Gerhard B.:„Meine Schwiegermutter ist 2024 gestorben. Zuvor hatten ihre Enkel und ich sie zehn Jahren lang täglich versorgt und gepflegt. Außerdem haben wir beide Wohnungen in ihrem Zweifamilienhaus saniert. Neben meiner Frau gibt es noch eine weitere Tochter, die sich aber nie um ihre Mutter gekümmert hat. Nach ihrem Tod verlangte sie aber ihren Pflichtteil, denn meine Schwiegermutter hatte das Haus meiner Frau vermacht. Ich wüsste jetzt gern, ob sie auch anteilig Anspruch auf die Wertsteigerung hat, die durch unsere Renovierungsarbeit entstanden ist. Ich haben über § 2057a BGB gelesen, nur Kinder u. Enkel werden für die Pflege berücksichtigt, jedoch keine Schwiegersöhne. Gibt es zwischenzeitlich anderslautende Urteile, dass auch der Schwiegersohn für die Pflege eine Gegenrechnung aufstellen kann?“
Ausgleich für die Pflege
Unterstellt, Ihre Ehefrau ist (Allein-)Erbin Ihrer Schwiegermutter geworden, dann hat Ihre Schwägerin als enterbte Tochter einen gesetzlichen Anspruch auf ihren Pflichtteil gegen Ihre Ehefrau. Ihre Frau kann als Tochter der Erblasserin grundsätzlich für Pflege- und Sanierungsleistungen einen Ausgleich nach § 2057a BGB beanspruchen; beides zählt nach dem Wortlaut dieser Vorschrift als besondere Leistung, die das Vermögen der Erblasserin erhalten oder gemehrt hat.
Dieser Ausgleich wirkt sich nach dem Gesetz auch auf den Pflichtteil der Schwester aus: Rechnerisch wird so getan, als hätte gesetzliche Erbfolge stattgefunden, und von diesem gedachten Erbteil wird der Ausgleich für Pflege und Sanierung zunächst Ihrer Frau zugerechnet, erst der verbleibende Rest bildet die Grundlage für die Berechnung des Pflichtteils der Schwester. Der volle, gestiegene Hauswert bleibt also Grundlage für die Berechnung des Pflichtteils, doch der Anteil, der rechnerisch auf die Schwester entfällt, fällt kleiner aus – und damit auch ihr Pflichtteil.

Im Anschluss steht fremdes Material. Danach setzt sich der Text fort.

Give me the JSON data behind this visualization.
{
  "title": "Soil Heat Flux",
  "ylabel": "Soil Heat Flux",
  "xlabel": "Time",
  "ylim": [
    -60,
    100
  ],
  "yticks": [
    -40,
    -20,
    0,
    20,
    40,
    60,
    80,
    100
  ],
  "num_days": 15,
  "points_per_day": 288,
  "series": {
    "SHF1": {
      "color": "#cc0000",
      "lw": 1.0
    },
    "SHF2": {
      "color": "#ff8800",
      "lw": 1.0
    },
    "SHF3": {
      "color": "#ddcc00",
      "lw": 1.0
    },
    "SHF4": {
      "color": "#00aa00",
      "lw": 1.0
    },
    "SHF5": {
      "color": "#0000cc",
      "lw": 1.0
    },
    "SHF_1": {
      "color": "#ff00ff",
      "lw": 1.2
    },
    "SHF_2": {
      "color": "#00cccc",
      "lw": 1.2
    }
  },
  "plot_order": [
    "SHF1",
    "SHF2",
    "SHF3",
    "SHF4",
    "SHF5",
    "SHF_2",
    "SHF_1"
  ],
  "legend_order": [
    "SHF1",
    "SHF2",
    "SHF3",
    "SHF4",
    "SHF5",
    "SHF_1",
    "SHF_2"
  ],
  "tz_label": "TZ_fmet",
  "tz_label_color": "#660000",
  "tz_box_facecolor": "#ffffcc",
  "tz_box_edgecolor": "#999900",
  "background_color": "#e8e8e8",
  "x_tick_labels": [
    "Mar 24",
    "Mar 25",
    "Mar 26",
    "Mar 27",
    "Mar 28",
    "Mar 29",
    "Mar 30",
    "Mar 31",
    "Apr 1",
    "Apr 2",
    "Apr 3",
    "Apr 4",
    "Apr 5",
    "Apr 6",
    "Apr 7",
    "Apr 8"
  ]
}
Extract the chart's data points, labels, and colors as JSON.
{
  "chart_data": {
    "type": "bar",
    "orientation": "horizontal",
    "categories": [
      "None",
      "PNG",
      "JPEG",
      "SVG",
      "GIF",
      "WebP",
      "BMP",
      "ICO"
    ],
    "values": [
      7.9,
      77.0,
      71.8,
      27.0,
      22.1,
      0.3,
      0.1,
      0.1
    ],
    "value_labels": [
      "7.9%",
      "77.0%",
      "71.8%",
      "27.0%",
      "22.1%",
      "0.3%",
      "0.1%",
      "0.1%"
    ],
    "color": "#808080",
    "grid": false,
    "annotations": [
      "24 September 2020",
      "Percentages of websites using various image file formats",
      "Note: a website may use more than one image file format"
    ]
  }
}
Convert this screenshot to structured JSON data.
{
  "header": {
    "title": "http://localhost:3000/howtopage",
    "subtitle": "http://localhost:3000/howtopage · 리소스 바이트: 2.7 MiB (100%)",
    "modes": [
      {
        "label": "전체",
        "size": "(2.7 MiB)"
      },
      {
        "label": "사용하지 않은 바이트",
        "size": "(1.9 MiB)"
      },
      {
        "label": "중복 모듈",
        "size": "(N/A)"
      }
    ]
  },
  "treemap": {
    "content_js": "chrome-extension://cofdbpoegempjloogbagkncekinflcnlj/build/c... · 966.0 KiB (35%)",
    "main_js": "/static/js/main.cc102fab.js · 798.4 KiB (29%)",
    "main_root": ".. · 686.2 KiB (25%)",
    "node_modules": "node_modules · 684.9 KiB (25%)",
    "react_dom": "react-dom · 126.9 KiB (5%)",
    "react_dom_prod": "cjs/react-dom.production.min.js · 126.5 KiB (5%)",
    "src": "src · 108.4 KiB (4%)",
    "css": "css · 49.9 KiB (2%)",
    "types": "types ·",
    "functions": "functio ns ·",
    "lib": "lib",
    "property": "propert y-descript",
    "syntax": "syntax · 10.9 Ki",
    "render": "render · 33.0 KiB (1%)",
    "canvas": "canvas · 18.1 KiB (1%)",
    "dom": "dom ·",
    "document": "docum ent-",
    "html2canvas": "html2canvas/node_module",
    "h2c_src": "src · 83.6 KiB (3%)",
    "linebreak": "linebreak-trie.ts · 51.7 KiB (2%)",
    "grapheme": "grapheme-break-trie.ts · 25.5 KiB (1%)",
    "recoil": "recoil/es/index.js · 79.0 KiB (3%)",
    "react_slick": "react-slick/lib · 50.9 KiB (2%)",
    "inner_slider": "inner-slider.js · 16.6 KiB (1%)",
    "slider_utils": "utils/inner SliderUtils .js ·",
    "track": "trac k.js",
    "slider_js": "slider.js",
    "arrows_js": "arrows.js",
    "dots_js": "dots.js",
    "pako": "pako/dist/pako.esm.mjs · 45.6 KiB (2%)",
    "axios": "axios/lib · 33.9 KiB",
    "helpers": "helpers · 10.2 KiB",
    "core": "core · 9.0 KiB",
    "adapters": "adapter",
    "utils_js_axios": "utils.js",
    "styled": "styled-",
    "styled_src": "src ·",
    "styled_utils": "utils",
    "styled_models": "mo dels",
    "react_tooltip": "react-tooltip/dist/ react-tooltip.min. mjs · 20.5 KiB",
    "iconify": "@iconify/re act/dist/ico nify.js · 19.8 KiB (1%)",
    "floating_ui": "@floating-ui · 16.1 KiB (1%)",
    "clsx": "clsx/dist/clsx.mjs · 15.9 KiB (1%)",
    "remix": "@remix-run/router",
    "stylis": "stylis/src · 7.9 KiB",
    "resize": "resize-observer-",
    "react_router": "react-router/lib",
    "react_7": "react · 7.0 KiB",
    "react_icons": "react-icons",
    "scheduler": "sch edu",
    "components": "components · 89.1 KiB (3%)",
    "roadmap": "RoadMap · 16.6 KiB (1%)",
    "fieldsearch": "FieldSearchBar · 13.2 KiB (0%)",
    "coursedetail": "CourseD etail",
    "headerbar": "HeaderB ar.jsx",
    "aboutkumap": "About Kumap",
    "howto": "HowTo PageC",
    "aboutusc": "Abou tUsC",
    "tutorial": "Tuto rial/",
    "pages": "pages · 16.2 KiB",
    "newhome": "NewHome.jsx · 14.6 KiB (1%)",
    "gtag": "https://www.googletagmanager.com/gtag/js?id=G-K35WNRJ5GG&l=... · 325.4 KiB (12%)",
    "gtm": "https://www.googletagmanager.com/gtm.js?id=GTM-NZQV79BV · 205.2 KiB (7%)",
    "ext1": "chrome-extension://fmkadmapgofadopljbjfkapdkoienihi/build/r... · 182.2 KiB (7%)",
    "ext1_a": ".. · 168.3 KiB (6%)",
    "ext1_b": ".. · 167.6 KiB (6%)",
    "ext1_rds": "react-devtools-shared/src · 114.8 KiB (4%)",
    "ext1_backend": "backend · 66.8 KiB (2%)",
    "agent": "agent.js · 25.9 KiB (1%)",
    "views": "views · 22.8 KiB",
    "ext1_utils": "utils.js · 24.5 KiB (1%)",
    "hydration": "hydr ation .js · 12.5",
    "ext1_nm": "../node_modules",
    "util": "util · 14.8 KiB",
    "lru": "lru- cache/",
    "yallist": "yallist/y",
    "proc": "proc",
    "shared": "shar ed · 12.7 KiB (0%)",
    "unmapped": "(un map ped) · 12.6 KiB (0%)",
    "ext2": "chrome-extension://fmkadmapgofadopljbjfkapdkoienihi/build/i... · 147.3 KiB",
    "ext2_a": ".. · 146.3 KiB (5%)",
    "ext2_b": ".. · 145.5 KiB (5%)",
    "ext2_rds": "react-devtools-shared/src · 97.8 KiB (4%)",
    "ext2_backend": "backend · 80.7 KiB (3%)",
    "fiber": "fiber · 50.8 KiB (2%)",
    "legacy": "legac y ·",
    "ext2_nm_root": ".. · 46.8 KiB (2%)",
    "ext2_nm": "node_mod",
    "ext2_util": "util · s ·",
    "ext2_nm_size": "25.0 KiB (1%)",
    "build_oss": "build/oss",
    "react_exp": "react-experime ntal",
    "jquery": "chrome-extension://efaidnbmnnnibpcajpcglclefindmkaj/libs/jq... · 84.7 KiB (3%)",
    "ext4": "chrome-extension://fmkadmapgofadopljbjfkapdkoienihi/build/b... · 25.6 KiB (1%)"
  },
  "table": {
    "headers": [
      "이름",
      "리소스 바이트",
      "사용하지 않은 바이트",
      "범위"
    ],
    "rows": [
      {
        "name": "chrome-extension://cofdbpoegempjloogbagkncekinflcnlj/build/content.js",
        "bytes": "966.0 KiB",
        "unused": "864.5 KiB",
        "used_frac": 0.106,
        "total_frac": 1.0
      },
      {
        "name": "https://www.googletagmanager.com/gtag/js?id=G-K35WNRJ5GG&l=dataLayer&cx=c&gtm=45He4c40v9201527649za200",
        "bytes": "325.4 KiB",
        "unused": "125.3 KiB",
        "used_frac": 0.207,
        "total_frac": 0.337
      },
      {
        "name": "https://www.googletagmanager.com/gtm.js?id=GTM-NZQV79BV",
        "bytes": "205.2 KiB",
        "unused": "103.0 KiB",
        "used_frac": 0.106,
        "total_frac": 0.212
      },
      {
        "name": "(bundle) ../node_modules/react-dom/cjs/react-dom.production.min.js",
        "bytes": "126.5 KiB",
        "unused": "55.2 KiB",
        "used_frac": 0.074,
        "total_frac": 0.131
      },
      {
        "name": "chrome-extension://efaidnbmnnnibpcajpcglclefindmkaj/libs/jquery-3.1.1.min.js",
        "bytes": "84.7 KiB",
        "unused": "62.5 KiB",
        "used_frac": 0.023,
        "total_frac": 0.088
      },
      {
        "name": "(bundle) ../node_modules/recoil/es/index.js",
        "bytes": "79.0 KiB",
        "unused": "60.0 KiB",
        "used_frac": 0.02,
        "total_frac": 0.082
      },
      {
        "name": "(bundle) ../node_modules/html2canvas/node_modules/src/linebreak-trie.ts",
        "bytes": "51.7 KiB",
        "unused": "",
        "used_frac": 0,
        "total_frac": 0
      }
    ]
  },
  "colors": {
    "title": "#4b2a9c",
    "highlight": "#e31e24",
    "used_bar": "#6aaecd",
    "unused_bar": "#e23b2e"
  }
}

Leider ist es richtig, dass Sie als Schwiegersohn keinen eigenen Ausgleichsanspruch für Ihre Pflegeleistungen geltend machen können: Der Anspruch nach § 2057a BGB steht nur Kindern und Enkeln des Erblassers zu, nicht Schwiegerkindern. Für den Wert des Hauses gilt zudem: Maßgeblich für den Pflichtteil ist der Verkehrswert zum Todestag, so wie das Haus tatsächlich dasteht, Renovierung inklusive. Dass die Wertsteigerung von der Familie selbst erarbeitet wurde, senkt diesen Wert für sich genommen nicht.
Ihr eigener Einsatz sowie der der Enkel gehen dennoch nicht verloren: Denn die Mithilfe von Ehepartner und Enkeln kann dem pflegenden bzw. sanierenden Kind – hier Ihre Ehefrau – unter Umständen zugerechnet werden, insbesondere wenn diese die Pflege und die Arbeiten organisiert und veranlasst hat. Die Leistung der ganzen Familie kann dann gegebenenfalls wirtschaftlich als die Ihrer Frau angesehen und gegenüber dem Pflichtteil der Schwester berücksichtigt werden.